To build, navigate to the benchmarks/NucleusDecomposition/ directory, and run:

$ bazel build :NucleusDecomposition_main

Most optionality from GBBS applies. In particular, to compile benchmarks for graphs with more than 2^32 edges, the LONG command-line parameter should be set.

The default compilation is the ParlayLib scheduler (Homegrown). To compile with the Cilk Plus scheduler instead of the Homegrown scheduler, use the Bazel configuration --config=cilk. To compile using OpenMP instead, use the Bazel configuration --config=openmp. To compile serially instead, use the Bazel configuration --config=serial.

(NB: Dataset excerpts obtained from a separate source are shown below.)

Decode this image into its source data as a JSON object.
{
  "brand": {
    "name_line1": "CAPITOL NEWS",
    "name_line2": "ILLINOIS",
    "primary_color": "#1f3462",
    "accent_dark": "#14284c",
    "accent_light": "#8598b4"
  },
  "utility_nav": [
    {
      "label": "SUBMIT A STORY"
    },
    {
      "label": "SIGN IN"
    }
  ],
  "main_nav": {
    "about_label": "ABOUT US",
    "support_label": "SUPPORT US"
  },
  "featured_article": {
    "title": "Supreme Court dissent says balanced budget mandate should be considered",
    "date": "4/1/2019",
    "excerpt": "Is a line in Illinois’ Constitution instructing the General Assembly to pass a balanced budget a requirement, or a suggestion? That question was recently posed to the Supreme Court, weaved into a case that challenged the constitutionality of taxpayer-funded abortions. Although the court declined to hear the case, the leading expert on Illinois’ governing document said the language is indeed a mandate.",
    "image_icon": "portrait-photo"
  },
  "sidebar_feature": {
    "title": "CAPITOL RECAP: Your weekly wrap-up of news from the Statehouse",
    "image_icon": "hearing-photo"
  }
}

Note that the default compilation mode in bazel is to build optimized binaries (stripped of debug symbols). You can compile debug binaries by supplying -c dbg to the bazel build command.

The following command cleans the directory:

$ bazel clean  # removes all executables

Graph Format

The applications take as input the adjacency graph format used by GBBS.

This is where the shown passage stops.